We mention the bar complaint because one of the reasons we were able to defeat it was that, from day one in our work, we have been upfront and transparent about the impact federal law can have on state-legal cannabis businesses. The federal government is still out there and marijuana is still federally illegal and there are plenty of federal government workers unhappy about the states that have legalized marijuana for medical or recreational use. And these unhappy people remain interested in doing what they can to make life difficult for those involved with cannabis.

In turn, let’s look at our regular client (and blog readership) disclaimers. We put the following disclaimer (in bold) into all of our fee agreements with all of our cannabis business clients:

Please be mindful that possessing, using, distributing and selling marijuana are all federal crimes and neither the forms we provide you nor any legal advice we give you are intended to assist you in violating federal law nor will they in any way assist you in complying with federal law.  Please also note that the Internal Revenue Service (IRS) will not recognize your entity as a not-for-profit for federal tax purposes so you will need to pay federal taxes just as though you are a for-profit entity.

Even this blog has the following disclaimer on its first page:

Please be mindful that possessing, using, distributing and selling marijuana are all federal crimes and that this blog is not intended to give you any legal advice, much less lead you to believe that marijuana is legal under federal law. Please also note that even though marijuana is illegal under federal law, you will need to pay federal taxes just as though you are a legal entity. This is true even if you are a state law not-for-profit entity.

We’ve learned that transparency is the best policy, and you should, too.
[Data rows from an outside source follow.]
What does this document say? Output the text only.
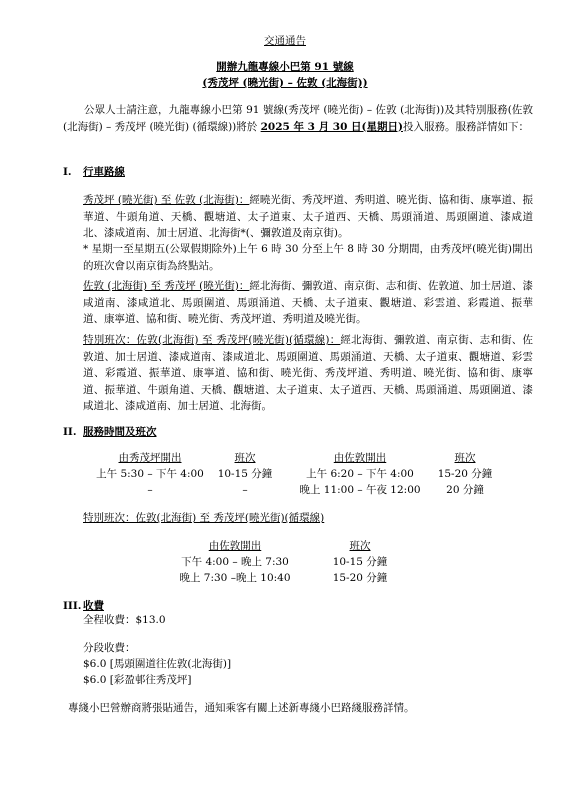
交通通告
開辦九龍專線小巴第 91 號線
(秀茂坪 (曉光街) – 佐敦 (北海街))
公眾人士請注意，九龍專線小巴第 91 號線(秀茂坪 (曉光街) – 佐敦 (北海街))及其特別服務(佐敦 (北海街) – 秀茂坪 (曉光街) (循環線))將於 2025 年 3 月 30 日(星期日)投入服務。服務詳情如下：
I. 行車路線
秀茂坪 (曉光街) 至 佐敦 (北海街)：經曉光街、秀茂坪道、秀明道、曉光街、協和街、康寧道、振華道、牛頭角道、天橋、觀塘道、太子道東、太子道西、天橋、馬頭涌道、馬頭圍道、漆咸道北、漆咸道南、加士居道、北海街*(、彌敦道及南京街)。
* 星期一至星期五(公眾假期除外)上午 6 時 30 分至上午 8 時 30 分期間，由秀茂坪(曉光街)開出的班次會以南京街為終點站。
佐敦 (北海街) 至 秀茂坪 (曉光街)：經北海街、彌敦道、南京街、志和街、佐敦道、加士居道、漆咸道南、漆咸道北、馬頭圍道、馬頭涌道、天橋、太子道東、觀塘道、彩雲道、彩霞道、振華道、康寧道、協和街、曉光街、秀茂坪道、秀明道及曉光街。
特別班次：佐敦(北海街) 至 秀茂坪(曉光街)(循環線)：經北海街、彌敦道、南京街、志和街、佐敦道、加士居道、漆咸道南、漆咸道北、馬頭圍道、馬頭涌道、天橋、太子道東、觀塘道、彩雲道、彩霞道、振華道、康寧道、協和街、曉光街、秀茂坪道、秀明道、曉光街、協和街、康寧道、振華道、牛頭角道、天橋、觀塘道、太子道東、太子道西、天橋、馬頭涌道、馬頭圍道、漆咸道北、漆咸道南、加士居道、北海街。
II. 服務時間及班次
由秀茂坪開出	班次	由佐敦開出	班次
上午 5:30 – 下午 4:00	10-15 分鐘	上午 6:20 – 下午 4:00	15-20 分鐘
–	–	晚上 11:00 – 午夜 12:00	20 分鐘
特別班次：佐敦(北海街) 至 秀茂坪(曉光街)(循環線)
由佐敦開出	班次
下午 4:00 – 晚上 7:30	10-15 分鐘
晚上 7:30 –晚上 10:40	15-20 分鐘
III. 收費
全程收費：$13.0
分段收費：
$6.0 [馬頭圍道往佐敦(北海街)]
$6.0 [彩盈邨往秀茂坪]
專綫小巴營辦商將張貼通告，通知乘客有關上述新專綫小巴路綫服務詳情。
On to conflicts. No matter the client, all attorneys have an obligation to avoid conflicts of interest with their clients. Unfortunately, we are seeing far too many lawyers skirting the conflicts rules so as to take advantage of the “green rush” mentality: lawyers who pressure their potential and actual clients to give them an equity interest in their client’s cannabis business. We are of the view that you should never use a lawyer who even talks of representing you in return for a share of your cannabis business. Even if you ignore the ethical issues involved (and the fact that so many lawyers ask for payment in equity without requiring that their potential/actual clients secure separate, independent legal counsel to determine whether doing that would be in the client’s best interest), you should question the stability of a lawyer or law firm willing to put themselves and their clients at such risk.

The bottom line reason our firm will never ask for, nor ever take an equity stake in a client’s cannabis business is that we believe a cannabis business with its outside lawyer as a stakeholder is at greater risk of federal prosecution than one without such a lawyer. As such, we believe that we would be violating our ethical duties to zealously represent our clients — without conflict — were we to take an ownership stake in one of our client’s cannabis businesses. We fully realize that some lawyers disagree with us on this and we are NOT in any way saying that all of those lawyers are unethical. But we are saying that we are not comfortable with the ethics of doing this and we so we simply won’t.

We see our job as acting as our client’s legal gatekeepers and that means we must do our best to ensure that we are ethically setting our clients up for success while reminding them of the limitations posed by federal prohibition.